There is indeed a lot of talking being done these days on CBDC. Two recent reports, by MIT Medialab and Vehblen, respectively, shine a clear critical light on the design ideas for CBDC that are being proposed by various central banks. The Positive Money think tank also has a some publications on this topic. Those reports point to a CBDC that should not be based on accounts with intermediated payment(MediaLab). On the other hand bank accounts with the main feature  that they are universally accessible (Vehblen, Positive Money), a so called ‘cash-like’ account., or alternatively as a standalone, comprehensive e-cash system (Vehblen). A summary of political objectives for a CDBC I worked upon with Peter Cattaneo (in the CC) can be found at my website. <https://eduard.dejongfrz.nl/papers/latest-digitaleuropolitics.pdf>

On that technology option, an offline digital payment system with e-cash stored in computers operated by the owners of the money, there exists a knowledge gap on the available technology that can implement such a system at the large scale of country like the US or the EU. And keep it operating safely. I wrote two papers(*) on one technical solution that fits that bill in the hope to fill that gap.

Currently here are proposals by the Bank of Englnad, ECB and Fed, neither of them seems ready to launch a CBDC before ’27 or ’28. Other CBs push ahead on their own without much consideration for privacy, financial inclusion, or other lofty objectives.  There is one industrial offer, from the German bank-note printing company G+D, that’s being trialed in Ghana. The crypto believers are still onto it, and the cross-border payment feature for CBDC seems to be heavily pushed from those quarters, likely as they believe blockchain/DLT could be used to do that. At least that is been tested in a trial (mocked) by a BIS Innovation Center. Apart from some ‘developing’ nations there is no appetite for DLT as CBDC. My suspicion is that these countries got offers by the DLT provider they could not refuse…

There is a lot of lobbying by vested interests, banking, Big IT, FinTech, DLT to prevent damage to their current or expected profitability of digital payments.

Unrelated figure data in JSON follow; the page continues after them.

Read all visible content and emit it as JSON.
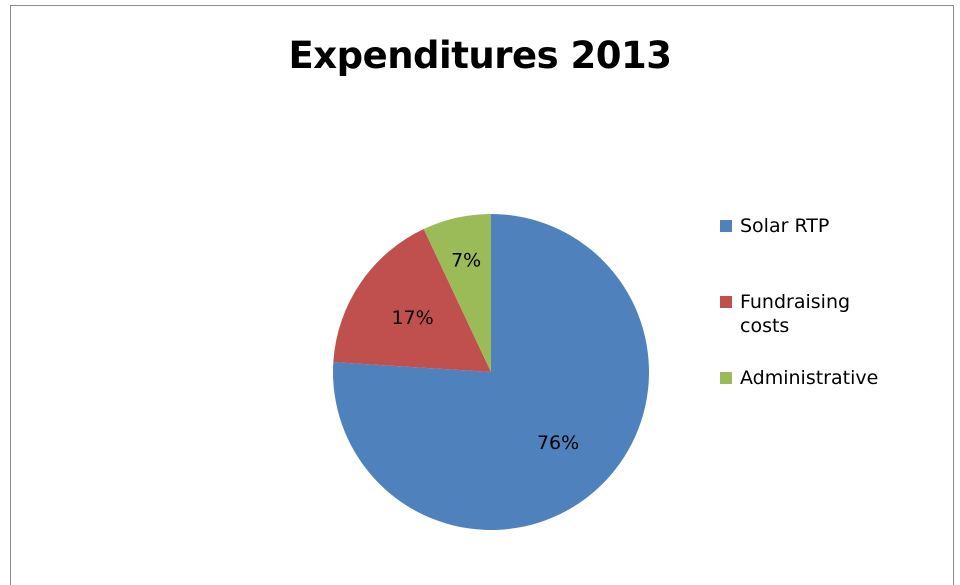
{
  "chart_data": {
    "type": "pie",
    "title": "Expenditures 2013",
    "categories": [
      "Solar RTP",
      "Fundraising costs",
      "Administrative"
    ],
    "values": [
      76,
      17,
      7
    ],
    "labels": [
      "76%",
      "17%",
      "7%"
    ],
    "colors": [
      "#4f81bd",
      "#c0504d",
      "#9bbb59"
    ],
    "legend_position": "right"
  }
}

By the fall the investigative phase for the ECB into a digital Euro will be over. That will not be then end, I guess, rather I expect that the political debate will likely heat up as the ECB is presently on a course that is rather plying to the pressure by banking lobby.

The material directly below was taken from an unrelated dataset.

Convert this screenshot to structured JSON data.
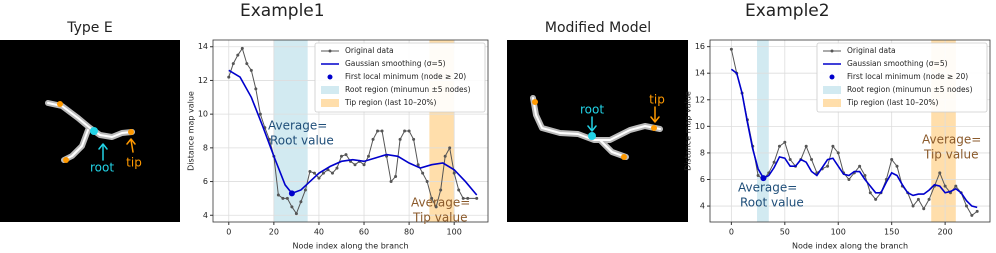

The ideal CBDC will be the true digital equivalent of cash, universally accessible money stored in a personal secure device. To pay offline and online. Payment without fee, with full payer anonymity. Pay in fiat currency or simultaneously in a complementary currency,  secured by the same device. Such e-cash will in many ways be better that physical cash.

The political fight this autumn will likely be to make e-cash the way that the EU, UK and USA do their digital currency. And so push bit-tech and banks out of their rent seeking position/role in money&payments.

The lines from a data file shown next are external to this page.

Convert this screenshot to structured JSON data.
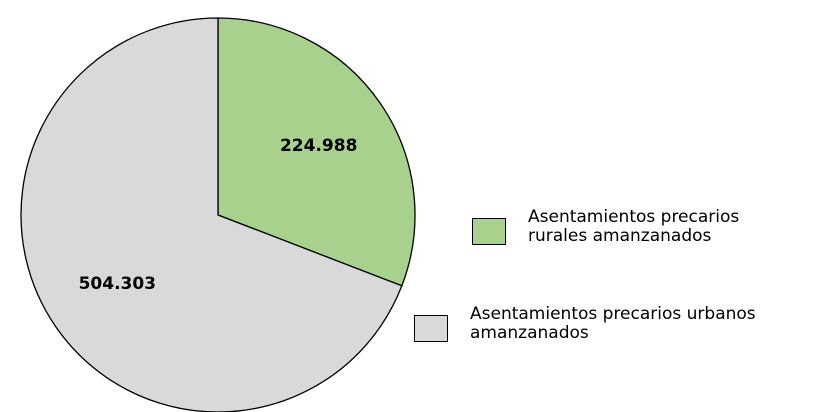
{
  "chart_data": {
    "type": "pie",
    "categories": [
      "Asentamientos precarios rurales amanzanados",
      "Asentamientos precarios urbanos amanzanados"
    ],
    "values": [
      224988,
      504303
    ],
    "value_labels": [
      "224.988",
      "504.303"
    ],
    "colors": [
      "#a9d18e",
      "#d9d9d9"
    ]
  }
}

In that fight some kind of conference could be a vehicle to explore how such an universally accessible digital currency can be used in the online world. Now that we know digital money won’t be DLT/Blockchain based, we can ignore the crypto-anarchists’ wet dreams and focus om ideals that are more anchored in reality. Another question we could explore is on how to support the continued use of traditional cash, and in what the e-cash could help there.